This is true of any vector-valued function that has a constant length, that is, that traces out part of a circle. It has important implications later on, so we state it as a theorem (and leave its formal proof as an Exercise.)

THEOREM 93 Vector-Valued Functions of Constant Length

Let $$\vecs r(t)$$ be a differentiable vector-valued function on an open interval $$I$$ of constant length.
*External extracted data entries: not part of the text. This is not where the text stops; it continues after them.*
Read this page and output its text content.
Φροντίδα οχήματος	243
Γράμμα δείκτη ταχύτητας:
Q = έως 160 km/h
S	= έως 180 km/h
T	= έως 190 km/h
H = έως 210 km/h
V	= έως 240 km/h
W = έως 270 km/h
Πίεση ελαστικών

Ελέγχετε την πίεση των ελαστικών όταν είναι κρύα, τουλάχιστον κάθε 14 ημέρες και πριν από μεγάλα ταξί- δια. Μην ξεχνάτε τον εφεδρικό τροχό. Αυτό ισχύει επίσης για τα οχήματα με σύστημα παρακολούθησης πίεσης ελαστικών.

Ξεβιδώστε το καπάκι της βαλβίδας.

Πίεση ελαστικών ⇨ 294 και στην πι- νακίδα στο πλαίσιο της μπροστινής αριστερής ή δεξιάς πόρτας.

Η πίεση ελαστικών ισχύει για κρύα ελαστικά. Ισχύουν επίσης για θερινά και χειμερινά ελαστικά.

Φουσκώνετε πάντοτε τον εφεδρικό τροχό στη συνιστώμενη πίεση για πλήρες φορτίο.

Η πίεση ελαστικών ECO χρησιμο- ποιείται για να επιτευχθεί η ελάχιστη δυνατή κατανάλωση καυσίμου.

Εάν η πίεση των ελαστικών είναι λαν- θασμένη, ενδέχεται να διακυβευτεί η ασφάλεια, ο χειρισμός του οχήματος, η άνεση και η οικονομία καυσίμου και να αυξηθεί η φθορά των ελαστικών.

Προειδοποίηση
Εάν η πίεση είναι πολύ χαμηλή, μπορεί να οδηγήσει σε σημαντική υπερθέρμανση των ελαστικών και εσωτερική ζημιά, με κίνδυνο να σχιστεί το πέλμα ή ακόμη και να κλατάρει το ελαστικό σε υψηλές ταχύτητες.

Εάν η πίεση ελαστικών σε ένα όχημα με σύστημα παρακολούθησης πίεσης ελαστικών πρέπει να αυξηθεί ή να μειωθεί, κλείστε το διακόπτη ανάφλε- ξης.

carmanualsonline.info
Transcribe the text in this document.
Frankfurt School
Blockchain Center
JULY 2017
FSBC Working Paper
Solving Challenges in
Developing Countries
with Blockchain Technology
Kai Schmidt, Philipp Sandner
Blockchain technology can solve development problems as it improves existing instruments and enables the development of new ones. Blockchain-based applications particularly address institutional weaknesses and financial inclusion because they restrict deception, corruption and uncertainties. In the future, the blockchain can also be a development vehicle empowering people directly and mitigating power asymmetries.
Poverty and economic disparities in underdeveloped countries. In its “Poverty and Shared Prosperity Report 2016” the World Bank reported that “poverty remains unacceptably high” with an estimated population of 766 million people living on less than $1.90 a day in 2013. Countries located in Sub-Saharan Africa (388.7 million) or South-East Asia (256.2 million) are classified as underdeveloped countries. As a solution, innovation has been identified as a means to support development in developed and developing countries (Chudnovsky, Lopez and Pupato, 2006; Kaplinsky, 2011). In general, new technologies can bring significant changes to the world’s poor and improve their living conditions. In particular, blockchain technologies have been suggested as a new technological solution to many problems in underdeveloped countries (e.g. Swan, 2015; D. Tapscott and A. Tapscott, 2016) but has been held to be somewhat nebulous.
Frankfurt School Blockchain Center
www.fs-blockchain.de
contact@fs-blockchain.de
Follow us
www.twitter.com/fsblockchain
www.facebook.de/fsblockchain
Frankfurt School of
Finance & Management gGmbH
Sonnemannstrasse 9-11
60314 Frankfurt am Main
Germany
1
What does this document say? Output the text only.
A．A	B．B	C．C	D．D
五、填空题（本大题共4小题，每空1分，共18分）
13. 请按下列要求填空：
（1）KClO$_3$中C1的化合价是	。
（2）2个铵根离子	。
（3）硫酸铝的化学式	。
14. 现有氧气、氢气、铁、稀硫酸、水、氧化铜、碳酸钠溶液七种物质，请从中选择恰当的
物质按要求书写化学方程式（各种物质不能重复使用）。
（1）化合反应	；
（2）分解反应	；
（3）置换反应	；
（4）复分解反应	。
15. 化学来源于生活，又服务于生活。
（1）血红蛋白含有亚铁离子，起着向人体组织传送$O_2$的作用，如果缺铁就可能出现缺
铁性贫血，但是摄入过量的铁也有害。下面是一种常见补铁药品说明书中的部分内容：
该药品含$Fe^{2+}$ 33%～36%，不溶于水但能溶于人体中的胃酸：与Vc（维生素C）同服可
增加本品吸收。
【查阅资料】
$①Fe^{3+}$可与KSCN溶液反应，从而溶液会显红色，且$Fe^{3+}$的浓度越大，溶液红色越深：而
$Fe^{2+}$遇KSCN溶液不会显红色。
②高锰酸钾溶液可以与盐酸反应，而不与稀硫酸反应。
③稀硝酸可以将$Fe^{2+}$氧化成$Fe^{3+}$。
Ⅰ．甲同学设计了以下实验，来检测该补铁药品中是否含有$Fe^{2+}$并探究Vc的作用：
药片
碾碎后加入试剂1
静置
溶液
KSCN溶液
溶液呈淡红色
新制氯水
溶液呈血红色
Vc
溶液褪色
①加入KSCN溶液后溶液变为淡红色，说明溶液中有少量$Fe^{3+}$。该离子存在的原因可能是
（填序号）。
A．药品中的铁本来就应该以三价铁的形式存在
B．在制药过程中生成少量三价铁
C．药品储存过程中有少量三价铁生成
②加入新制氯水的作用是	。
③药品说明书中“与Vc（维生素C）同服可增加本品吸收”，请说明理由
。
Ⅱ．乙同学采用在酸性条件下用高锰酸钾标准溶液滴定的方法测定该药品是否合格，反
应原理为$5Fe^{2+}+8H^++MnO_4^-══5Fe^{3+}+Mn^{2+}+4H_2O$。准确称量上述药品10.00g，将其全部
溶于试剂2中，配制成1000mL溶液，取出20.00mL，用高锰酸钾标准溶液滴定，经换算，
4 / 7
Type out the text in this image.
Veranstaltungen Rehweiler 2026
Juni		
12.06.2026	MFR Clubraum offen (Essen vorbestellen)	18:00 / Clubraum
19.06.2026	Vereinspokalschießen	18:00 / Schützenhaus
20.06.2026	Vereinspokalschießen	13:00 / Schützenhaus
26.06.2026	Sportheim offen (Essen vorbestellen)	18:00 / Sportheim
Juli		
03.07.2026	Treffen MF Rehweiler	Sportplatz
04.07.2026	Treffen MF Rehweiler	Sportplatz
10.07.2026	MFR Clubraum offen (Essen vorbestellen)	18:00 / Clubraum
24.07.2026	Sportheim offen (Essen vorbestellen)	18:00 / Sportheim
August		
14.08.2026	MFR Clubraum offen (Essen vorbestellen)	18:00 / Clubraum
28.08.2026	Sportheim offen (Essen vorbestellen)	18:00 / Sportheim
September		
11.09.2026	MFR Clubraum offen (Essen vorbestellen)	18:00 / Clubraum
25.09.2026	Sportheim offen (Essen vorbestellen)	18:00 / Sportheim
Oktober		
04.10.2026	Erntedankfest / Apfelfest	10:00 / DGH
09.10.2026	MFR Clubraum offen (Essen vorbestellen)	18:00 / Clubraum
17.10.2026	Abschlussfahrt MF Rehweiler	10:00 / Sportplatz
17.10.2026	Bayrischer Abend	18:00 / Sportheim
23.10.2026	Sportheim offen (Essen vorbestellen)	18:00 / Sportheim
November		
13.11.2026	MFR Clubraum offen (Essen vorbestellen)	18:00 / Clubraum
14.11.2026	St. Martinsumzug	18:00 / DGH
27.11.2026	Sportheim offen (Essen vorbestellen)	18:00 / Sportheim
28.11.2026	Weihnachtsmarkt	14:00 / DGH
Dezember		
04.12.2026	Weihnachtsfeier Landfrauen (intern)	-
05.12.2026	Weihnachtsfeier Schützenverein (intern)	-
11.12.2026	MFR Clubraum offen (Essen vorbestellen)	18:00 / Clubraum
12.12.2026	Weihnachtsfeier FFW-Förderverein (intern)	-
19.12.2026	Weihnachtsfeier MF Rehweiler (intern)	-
That is, $$\norm{\vecs r(t)} = c$$ for all $$t$$ in $$I$$ (equivalently, $$\vecs r(t)\cdot \vecs r(t) = c^2$$ for all $$t$$ in $$I$$). Then $$\vecs r(t)\cdot\vecs r ^\prime(t) = 0$$ for all $$t$$ in $$I$$.

## Integration

Indefinite and definite integrals of vector-valued functions are also evaluated component-wise.

THEOREM 94: Indefinite and Definite Integrals of Vector-Valued Functions

Let $$\vecs r(t) = \langle f(t),g(t)\rangle$$ be a vector-valued function in $$\mathbb{R}^2$$.

1. $$\int \vecs r(t)\ dt = \langle \int f(t)\ dt, \int g(t)\ dt\rangle$$
2. $$\int_a^b \vecs r(t)\ dt = \langle \int_a^b f(t)\ dt, \int_a^b g(t)\ dt\rangle$$

A similar statement holds for vector-valued functions in $$\mathbb{R}^3$$.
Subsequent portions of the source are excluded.